As gamers, we do not have the most environmentally-friendly of hobbies. Playing games on your console or PC uses electricty, and there’s no getting around that. HCW compared the energy usage of the three major current-generation consoles as well as a mid-range PC:
- In video games, both the PS3 and XBOX 360 were relatively low compared to a mid-to-high range PC.
- The Wii is amazingly efficient, using no more than 18 Watts in any of our tests (although it really shows in visual quality in games)
- Both consoles are power hogs when it comes to playing movies.
- XBOX 360’s Dashboard console is power-hungry (and slow).
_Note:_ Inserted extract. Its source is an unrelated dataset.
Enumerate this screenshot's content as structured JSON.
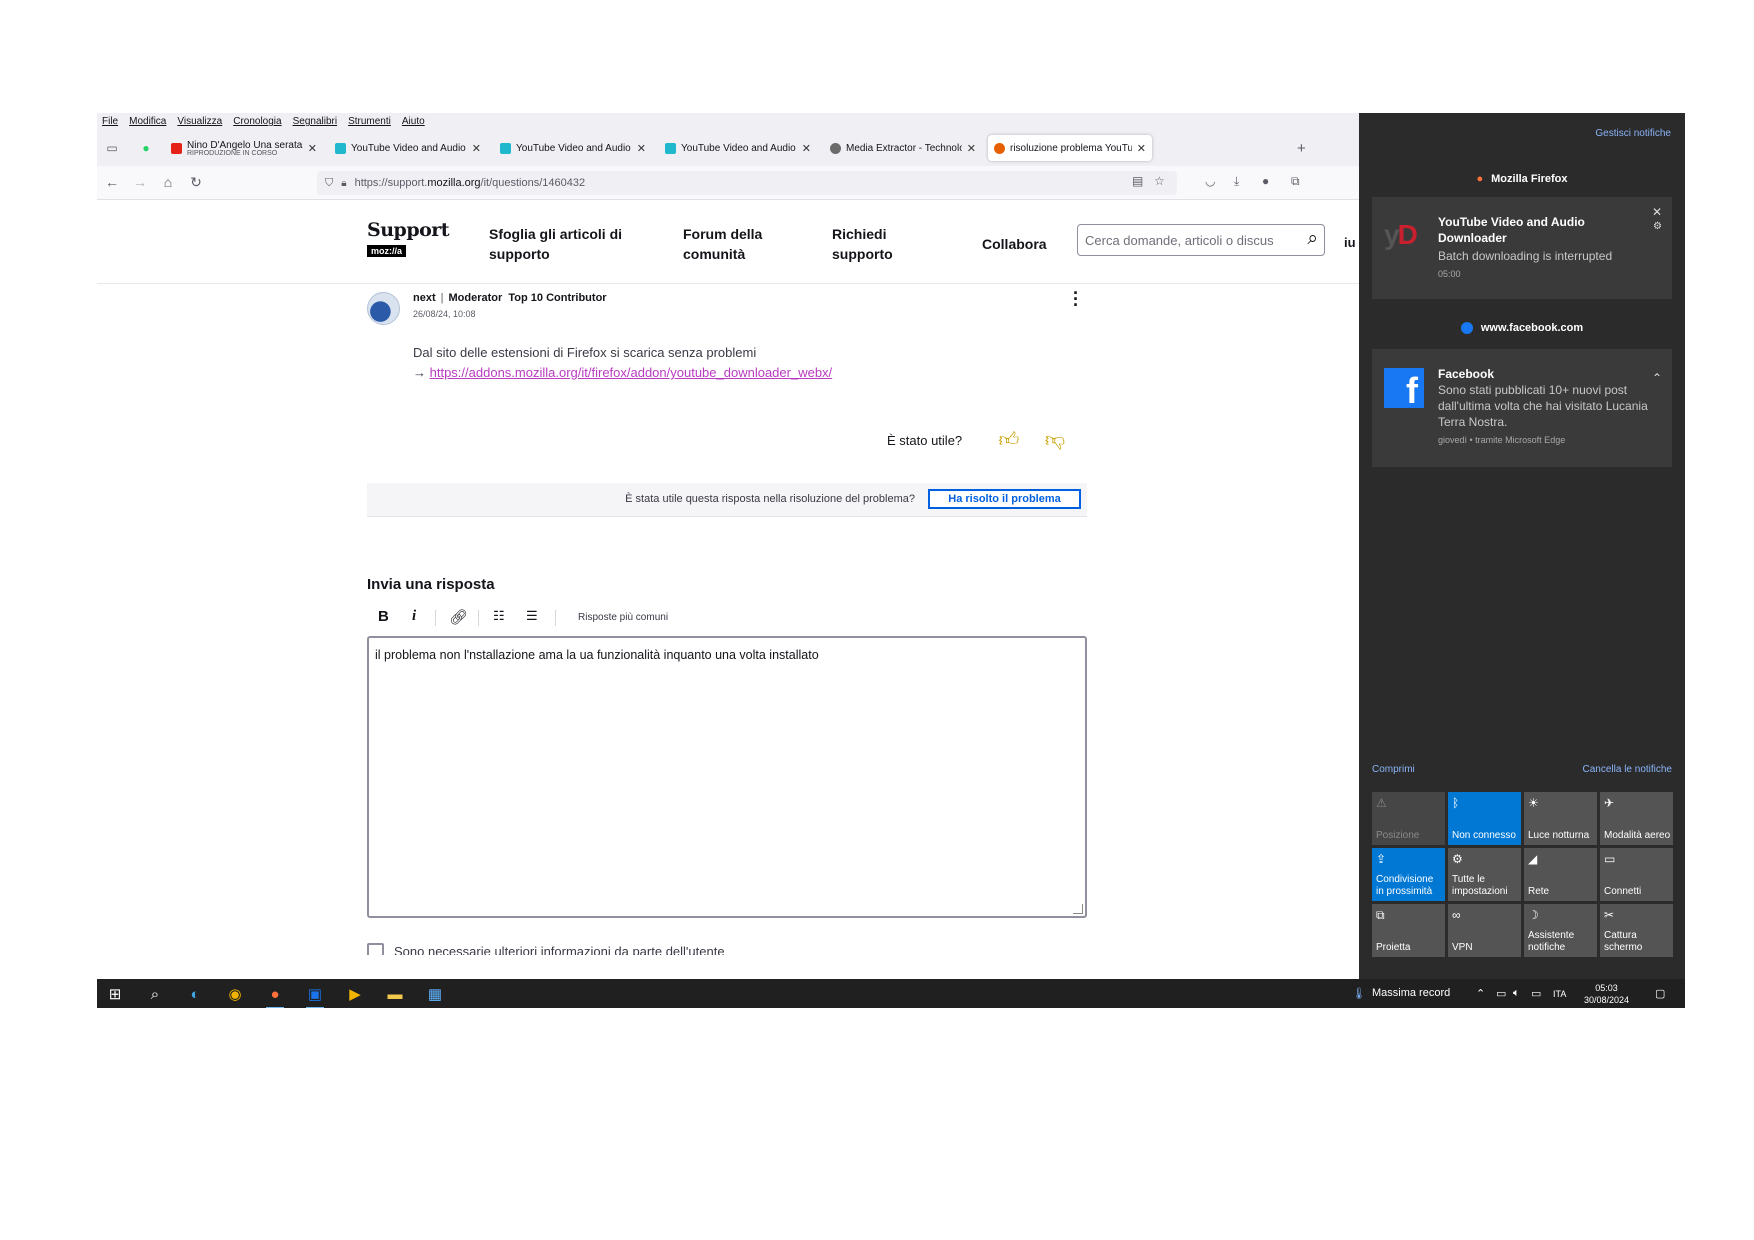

PS3’s is slick and uses a lot of power, but no more than playing a DVD.
A PC’s energy consumption is comparable to the PS3 and the Xbox 360, though the results varied depending on the task at hand.
The most radical solution to save energy and money is not to play electronic games at all. I am not suggesting that we all stop playing games, but there are some steps we can take to reduce energy consumption and lower our bills. Modern consoles do not completely shut off — they’re left in standby mode, which of course requires electricity. Any appliance that has any sort of LED indicator continues to draw power even when you have turned it “off”. This is called electricty leakage or phantom load. Energy leaks in the house here and there don’t use much energy or cost you much money, but in aggregate (TV, consoles, toaster oven, etc.) they can impact your pocketbook — from 8% of your annual electricity bill or more. The best way to reduce power leakage throughout the house is to cut the power to the devices after each use.
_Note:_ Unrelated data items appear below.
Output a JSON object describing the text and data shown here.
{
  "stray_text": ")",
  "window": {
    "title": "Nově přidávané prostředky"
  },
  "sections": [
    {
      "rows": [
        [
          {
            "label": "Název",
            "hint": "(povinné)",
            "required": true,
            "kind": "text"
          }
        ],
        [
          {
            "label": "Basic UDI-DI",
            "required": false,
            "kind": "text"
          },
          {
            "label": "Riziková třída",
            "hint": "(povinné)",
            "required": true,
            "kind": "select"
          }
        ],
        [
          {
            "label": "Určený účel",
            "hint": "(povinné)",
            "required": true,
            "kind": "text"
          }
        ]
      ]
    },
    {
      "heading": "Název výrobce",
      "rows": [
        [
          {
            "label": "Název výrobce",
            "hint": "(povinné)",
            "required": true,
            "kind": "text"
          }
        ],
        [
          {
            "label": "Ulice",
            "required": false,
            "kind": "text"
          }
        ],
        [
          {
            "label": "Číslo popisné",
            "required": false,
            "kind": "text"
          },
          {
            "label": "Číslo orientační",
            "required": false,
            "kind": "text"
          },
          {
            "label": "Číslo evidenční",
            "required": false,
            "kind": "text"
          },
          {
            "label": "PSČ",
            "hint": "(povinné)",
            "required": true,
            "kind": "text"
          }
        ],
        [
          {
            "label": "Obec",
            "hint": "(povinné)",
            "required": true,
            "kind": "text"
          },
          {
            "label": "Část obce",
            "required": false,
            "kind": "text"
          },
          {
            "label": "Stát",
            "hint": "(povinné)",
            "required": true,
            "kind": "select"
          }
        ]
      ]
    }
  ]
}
Many of us use power strips which provide additional outlets and surge protection for our electronic devices. To save money and electricty, plug all of your electronics into a power strip, and when you’re finished, switch the power strip off. Some people may not have a set-up that allows them easy access to the power strip. For instance, your power strip may be located behind your entertainment unit or behind your computer desk. The Smart Strip power strip (via TreeHugger) senses whether a device is using “idle” (standby) current or whether it is active. If the control or master device is idle, the Smart Strip will cut the power to all of the other devices that are plugged into the power strip, saving you the hassle of reaching behind your furniture, or if you’re like me, remembering to switch it off for the night. The Smart Strip is available to people in the US, but there may be similar gadgets for other countries, too.